Долгое время в объяснении революций и их последствий противоборствовали с сильнейшим эмоциональным накалом два по сути идеологических подхода – революционный и контрреволюционный. Сторонники быстрейшего прогресса считали революции локомотивами истории, славными моментами освобождения и, главное, совершенно объективной неизбежностью, знаменующей собой переход от старого общественного порядка к новому, от одной исторической формации к другой, более прогрессивной. Именно эсхатологической борьбой светлого Будущего против темного Прошлого (будь то в идеологическом сознании якобинцев, ранних либеральных заговорщиков, повстанческих националистов, социалистов, диссидентов убежденных неолиберальных рыночных реформаторов или иных авангардных групп) оправдывалось героическое революционное самопожертвование – и столь же беспощадная ломка препятствий. Если законы истории познаны и их остается реализовать ради наступления общего блага, то компромиссы равняются предательству самой истории человечества. Революционный подход можно назвать стадиально-детерминированным – революции расцениваются как исторически неизбежные, объективно нарастающие (и, конечно, желанные) прорывы на более высокие ступени прогресса. Эти представления восходит к первым либеральным историкам Французской революции и к подвергшимся их влиянию Марксу и Энгельсу.
Противники революций, особенно мемуаристы и публицисты из стана проигравших элит и изгнанников-эмигрантов, напротив, считали эти явления ничем объективно не вызванными, внезапно случающимися приступами массового безумия, преступного посягательства на устои, веру и собственность. На консервативном политическом полюсе, среди тех, кому в прошлом жилось комфортно и статусно престижно, утраченный старый уклад жизни ностальгически воспринимался естественно добродетельным, устойчивым и нормальным. Поэтому революции оставалось объяснять сугубо внешним фактором проникающих откуда-то из заграницы или из подполья смутьянов: заговорщических масонов, космополитических евреев, студентов-террористов, агитаторов-интернационалистов, агентов иностранных подрывных центров. В более интеллектуальных версиях контрреволюционной теории предполагалось воздействие более абстрактных, но не менее опасных и заразных «синдромов психодрамы», «инстинктов толпы» и «ниспровергательного невроза». Контрреволюционная теория, таким образом, имеет два типичных варианта – конспирологический и девиантно-психологизирующий – причем оба видят причину революций вовне, за пределами нормального функционирования общества.
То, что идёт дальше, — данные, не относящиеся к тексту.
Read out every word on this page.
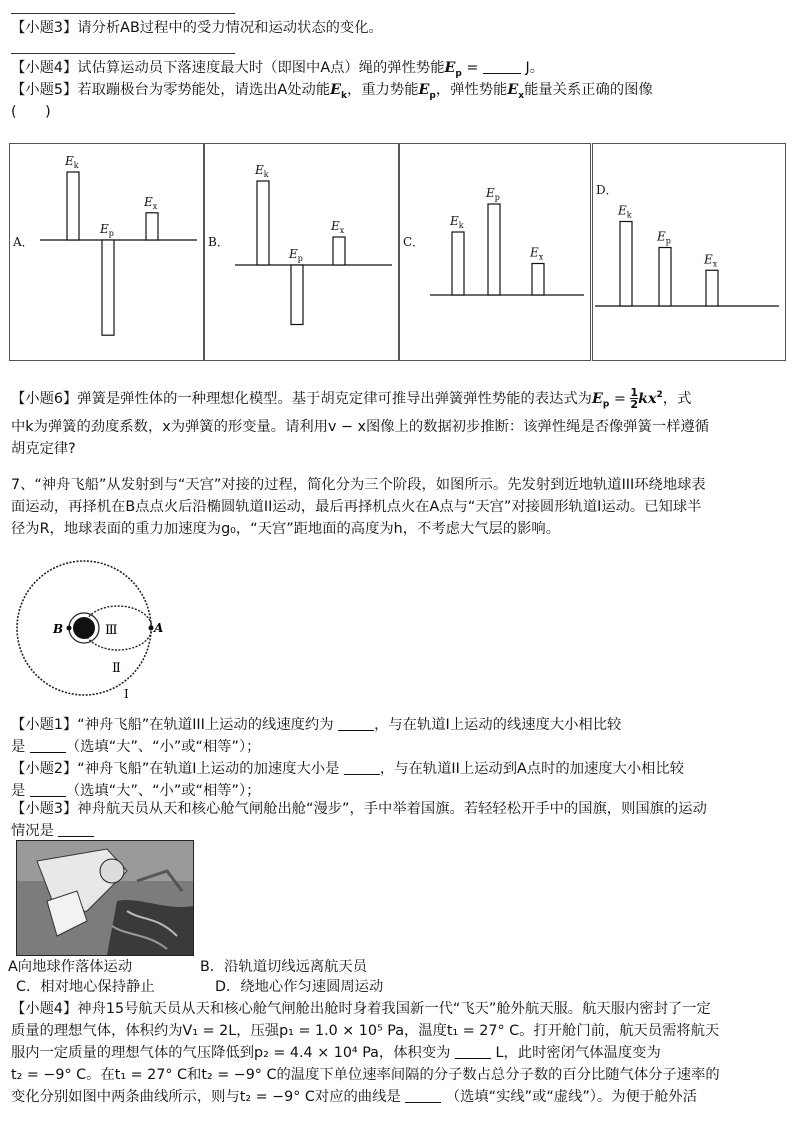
【小题3】请分析AB过程中的受力情况和运动状态的变化。
【小题4】试估算运动员下落速度最大时（即图中A点）绳的弹性势能$E_p$ =	J。
【小题5】若取蹦极台为零势能处，请选出A处动能$E_k$，重力势能$E_p$，弹性势能$E_x$能量关系正确的图像
(　　)
A．
$E_k$
$E_p$
$E_x$
B．
$E_k$
$E_p$
$E_x$
C．
$E_k$
$E_p$
$E_x$
D．
$E_k$
$E_p$
$E_x$
【小题6】弹簧是弹性体的一种理想化模型。基于胡克定律可推导出弹簧弹性势能的表达式为$E_p = \frac{1}{2} kx^2$，式
中k为弹簧的劲度系数，x为弹簧的形变量。请利用v − x图像上的数据初步推断：该弹性绳是否像弹簧一样遵循
胡克定律?
7、“神舟飞船”从发射到与“天宫”对接的过程，简化分为三个阶段，如图所示。先发射到近地轨道III环绕地球表
面运动，再择机在B点点火后沿椭圆轨道II运动，最后再择机点火在A点与“天宫”对接圆形轨道I运动。已知球半
径为R，地球表面的重力加速度为g₀，“天宫”距地面的高度为h，不考虑大气层的影响。
B	A
Ⅲ
Ⅱ
I
【小题1】“神舟飞船”在轨道III上运动的线速度约为	，与在轨道I上运动的线速度大小相比较
是	（选填“大”、“小”或“相等”）；
【小题2】“神舟飞船”在轨道I上运动的加速度大小是	，与在轨道II上运动到A点时的加速度大小相比较
是	（选填“大”、“小”或“相等”）；
【小题3】神舟航天员从天和核心舱气闸舱出舱“漫步”，手中举着国旗。若轻轻松开手中的国旗，则国旗的运动
情况是
A向地球作落体运动	B．沿轨道切线远离航天员
C．相对地心保持静止	D．绕地心作匀速圆周运动
【小题4】神舟15号航天员从天和核心舱气闸舱出舱时身着我国新一代“飞天”舱外航天服。航天服内密封了一定
质量的理想气体，体积约为V₁ = 2L，压强p₁ = 1.0 × 10⁵ Pa，温度t₁ = 27° C。打开舱门前，航天员需将航天
服内一定质量的理想气体的气压降低到p₂ = 4.4 × 10⁴ Pa，体积变为	L，此时密闭气体温度变为
t₂ = −9° C。在t₁ = 27° C和t₂ = −9° C的温度下单位速率间隔的分子数占总分子数的百分比随气体分子速率的
变化分别如图中两条曲线所示，则与t₂ = −9° C对应的曲线是	（选填“实线”或“虚线”）。为便于舱外活
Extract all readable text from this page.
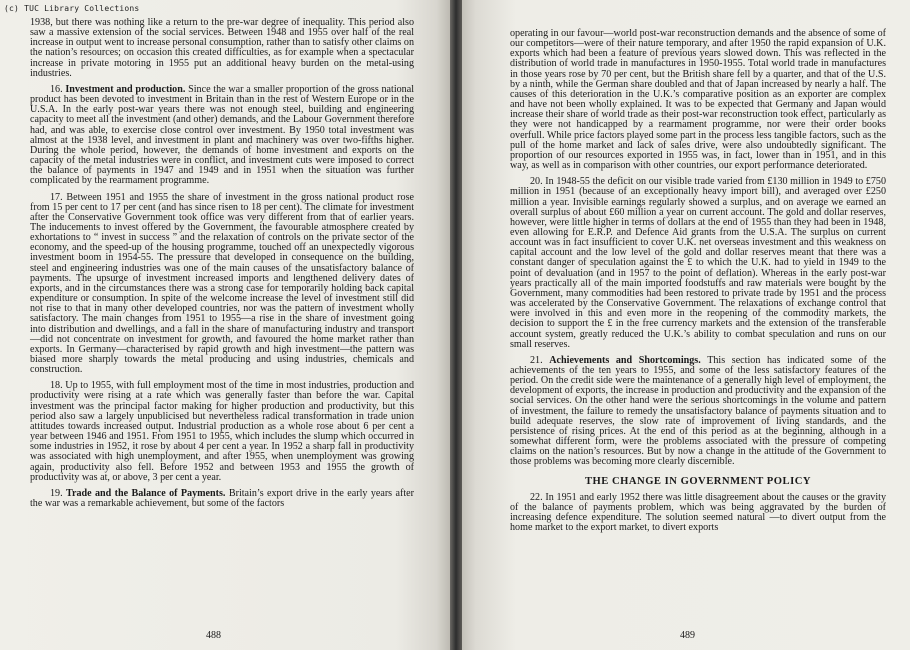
(c) TUC Library Collections

1938, but there was nothing like a return to the pre-war degree of inequality. This period also saw a massive extension of the social services. Between 1948 and 1955 over half of the real increase in output went to increase personal consumption, rather than to satisfy other claims on the nation’s resources; on occasion this created difficulties, as for example when a spectacular increase in private motoring in 1955 put an additional heavy burden on the metal-using industries.

16. Investment and production. Since the war a smaller proportion of the gross national product has been devoted to investment in Britain than in the rest of Western Europe or in the U.S.A. In the early post-war years there was not enough steel, building and engineering capacity to meet all the investment (and other) demands, and the Labour Government therefore had, and was able, to exercise close control over investment. By 1950 total investment was almost at the 1938 level, and investment in plant and machinery was over two-fifths higher. During the whole period, however, the demands of home investment and exports on the capacity of the metal industries were in conflict, and investment cuts were imposed to correct the balance of payments in 1947 and 1949 and in 1951 when the situation was further complicated by the rearmament programme.

17. Between 1951 and 1955 the share of investment in the gross national product rose from 15 per cent to 17 per cent (and has since risen to 18 per cent). The climate for investment after the Conservative Government took office was very different from that of earlier years. The inducements to invest offered by the Government, the favourable atmosphere created by exhortations to “ invest in success ” and the relaxation of controls on the private sector of the economy, and the speed-up of the housing programme, touched off an unexpectedly vigorous investment boom in 1954-55. The pressure that developed in consequence on the building, steel and engineering industries was one of the main causes of the unsatisfactory balance of payments. The upsurge of investment increased imports and lengthened delivery dates of exports, and in the circumstances there was a strong case for temporarily holding back capital expenditure or consumption. In spite of the welcome increase the level of investment still did not rise to that in many other developed countries, nor was the pattern of investment wholly satisfactory. The main changes from 1951 to 1955—a rise in the share of investment going into distribution and dwellings, and a fall in the share of manufacturing industry and transport—did not concentrate on investment for growth, and favoured the home market rather than exports. In Germany—characterised by rapid growth and high investment—the pattern was biased more sharply towards the metal producing and using industries, chemicals and construction.

18. Up to 1955, with full employment most of the time in most industries, production and productivity were rising at a rate which was generally faster than before the war. Capital investment was the principal factor making for higher production and productivity, but this period also saw a largely unpublicised but nevertheless radical transformation in trade union attitudes towards increased output. Industrial production as a whole rose about 6 per cent a year between 1946 and 1951. From 1951 to 1955, which includes the slump which occurred in some industries in 1952, it rose by about 4 per cent a year. In 1952 a sharp fall in productivity was associated with high unemployment, and after 1955, when unemployment was growing again, productivity also fell. Before 1952 and between 1953 and 1955 the growth of productivity was at, or above, 3 per cent a year.

19. Trade and the Balance of Payments. Britain’s export drive in the early years after the war was a remarkable achievement, but some of the factors

488

operating in our favour—world post-war reconstruction demands and the absence of some of our competitors—were of their nature temporary, and after 1950 the rapid expansion of U.K. exports which had been a feature of previous years slowed down. This was reflected in the distribution of world trade in manufactures in 1950-1955. Total world trade in manufactures in those years rose by 70 per cent, but the British share fell by a quarter, and that of the U.S. by a ninth, while the German share doubled and that of Japan increased by nearly a half. The causes of this deterioration in the U.K.’s comparative position as an exporter are complex and have not been wholly explained. It was to be expected that Germany and Japan would increase their share of world trade as their post-war reconstruction took effect, particularly as they were not handicapped by a rearmament programme, nor were their order books overfull. While price factors played some part in the process less tangible factors, such as the pull of the home market and lack of sales drive, were also undoubtedly significant. The proportion of our resources exported in 1955 was, in fact, lower than in 1951, and in this way, as well as in comparison with other countries, our export performance deteriorated.

20. In 1948-55 the deficit on our visible trade varied from £130 million in 1949 to £750 million in 1951 (because of an exceptionally heavy import bill), and averaged over £250 million a year. Invisible earnings regularly showed a surplus, and on average we earned an overall surplus of about £60 million a year on current account. The gold and dollar reserves, however, were little higher in terms of dollars at the end of 1955 than they had been in 1948, even allowing for E.R.P. and Defence Aid grants from the U.S.A. The surplus on current account was in fact insufficient to cover U.K. net overseas investment and this weakness on capital account and the low level of the gold and dollar reserves meant that there was a constant danger of speculation against the £ to which the U.K. had to yield in 1949 to the point of devaluation (and in 1957 to the point of deflation). Whereas in the early post-war years practically all of the main imported foodstuffs and raw materials were bought by the Government, many commodities had been restored to private trade by 1951 and the process was accelerated by the Conservative Government. The relaxations of exchange control that were involved in this and even more in the reopening of the commodity markets, the decision to support the £ in the free currency markets and the extension of the transferable account system, greatly reduced the U.K.’s ability to combat speculation and runs on our small reserves.

21. Achievements and Shortcomings. This section has indicated some of the achievements of the ten years to 1955, and some of the less satisfactory features of the period. On the credit side were the maintenance of a generally high level of employment, the development of exports, the increase in production and productivity and the expansion of the social services. On the other hand were the serious shortcomings in the volume and pattern of investment, the failure to remedy the unsatisfactory balance of payments situation and to build adequate reserves, the slow rate of improvement of living standards, and the persistence of rising prices. At the end of this period as at the beginning, although in a somewhat different form, were the problems associated with the pressure of competing claims on the nation’s resources. But by now a change in the attitude of the Government to those problems was becoming more clearly discernible.

THE CHANGE IN GOVERNMENT POLICY

22. In 1951 and early 1952 there was little disagreement about the causes or the gravity of the balance of payments problem, which was being aggravated by the burden of increasing defence expenditure. The solution seemed natural —to divert output from the home market to the export market, to divert exports

489
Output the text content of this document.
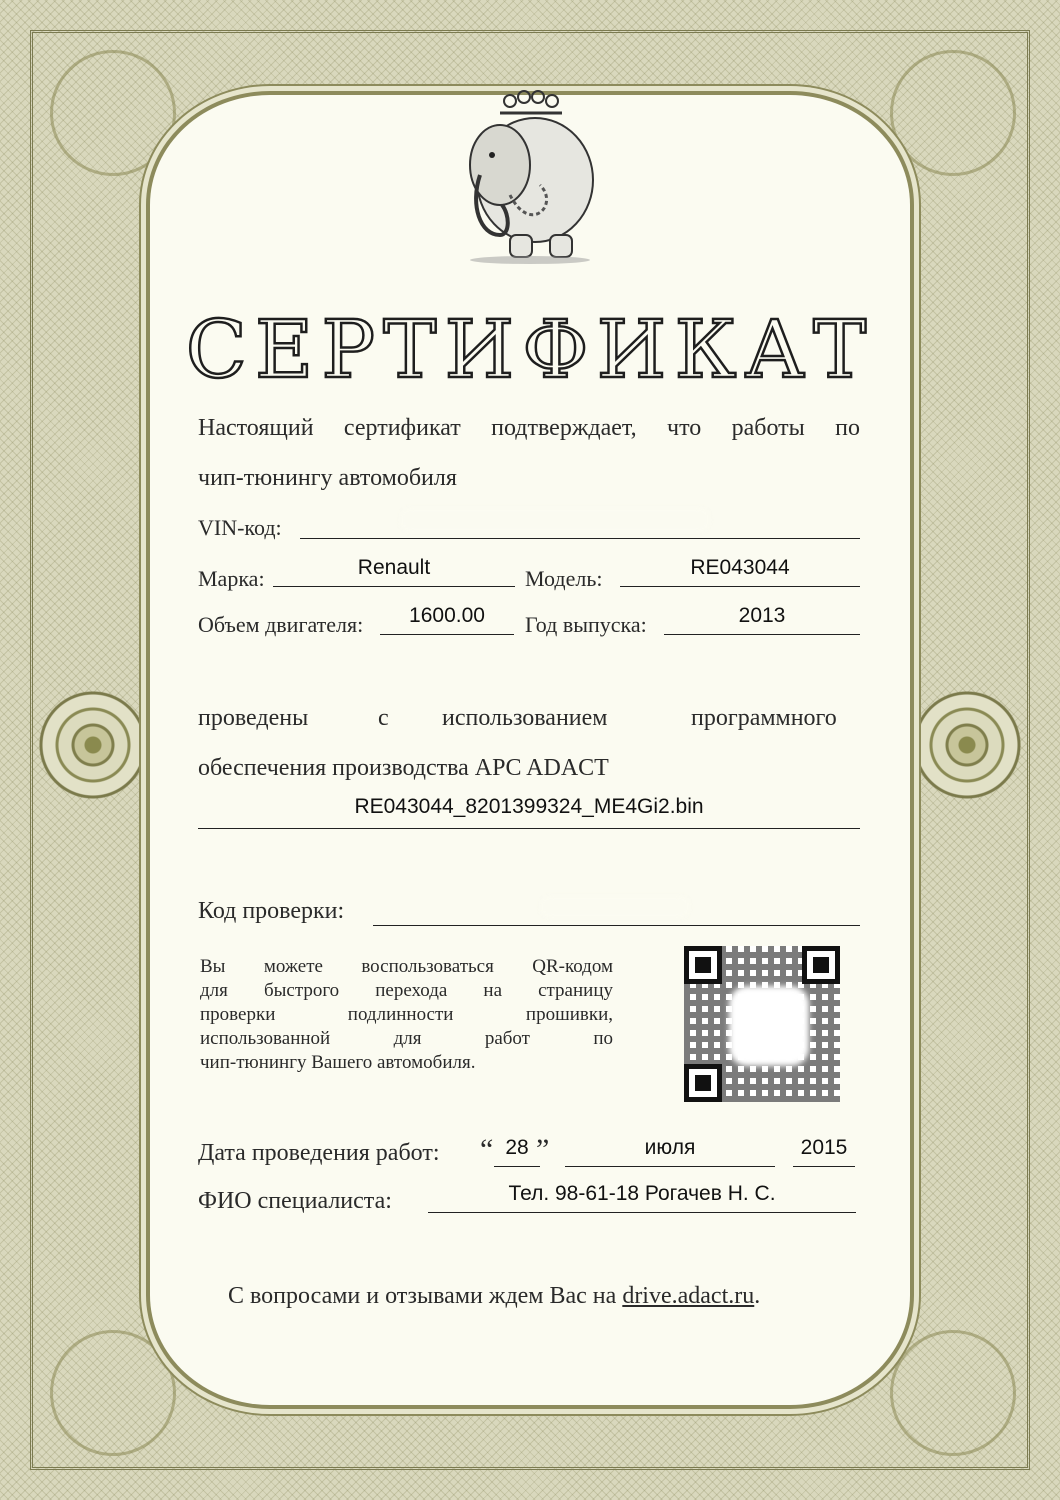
СЕРТИФИКАТ
Настоящий сертификат подтверждает, что работы по
чип-тюнингу автомобиля
VIN-код:
Марка:	Renault	Модель:	RE043044
Объем двигателя:	1600.00	Год выпуска:	2013
проведены	с использованием	программного
обеспечения производства APC ADACT
RE043044_8201399324_ME4Gi2.bin
Код проверки:
Вы можете воспользоваться QR-кодом
для быстрого перехода на страницу
проверки подлинности прошивки,
использованной для работ по
чип-тюнингу Вашего автомобиля.
Дата проведения работ: “ 28 ”	июля	2015
ФИО специалиста:	Тел. 98-61-18 Рогачев Н. С.
С вопросами и отзывами ждем Вас на drive.adact.ru.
Марксистские и консервативные взгляды на революцию господствовали почти полтора века, вплоть до 1950-х гг. Либералам как представителям идеологической позиции изначально радикальной, но впоследствии, после появления марксизма, значительно более осторожной и консервативной, как правило, оставалось маневрировать где-то посередине.
В следующем десятилетии, в течение 1960-х гг., возникли новые теории, основой которых стала идеологическая парадигма модернизации. Впервые были предприняты попытки систематического сравнительного сопоставления различных революций и их компьютерно-статистического моделирования. Модернизационный подход к изучению социальных изменений и политического развития, несмотря на консервативную идеологическую направленность, удивительно много и почти открыто заимствовал из марксизма. Чего стоил знаменитый подзаголовок бестселлера Уолтера Ростоу 1962 г. «Стадии экономического роста: некоммунистический манифест»! Тут была и личная связь. Немало из впоследствии видных теоретиков модернизации и современного неоконсерватизма – например, идеолог американской исключительности Сеймур Мартин Липсет и автор концепции постиндустриального общества Дэниел Белл – в молодости увлекались троцкизмом. Принадлежащий к другому поколению Фрэнсис Фукуяма также в молодости состоял в философском кружке Жака Деррида.
Теория модернизации строилась со впечатляющим размахом на своеобразном синтезе классических концепций XIX в. Из наследия Маркса пришли исторические формации, переформулированные как стадии роста: первобытная, аграрная, индустриальная, постиндустриальная, а также признание источника революционных потрясений в «комплексе относительной депривации» – проще говоря, классовой обездоленности масс. Центральную роль в модернизационном синтезе играли либеральные идеи Макса Вебера о процессах рационализации и институционализации индивидуальных политических прав (демократизации) в современную эпоху. Наконец, из наследия леволиберального светского республиканца Дюркгейма было заимствовано осознание важности современных форм групповой идентификации – «органической солидарности» – в соперничающих вариантах классового и национального самосознания.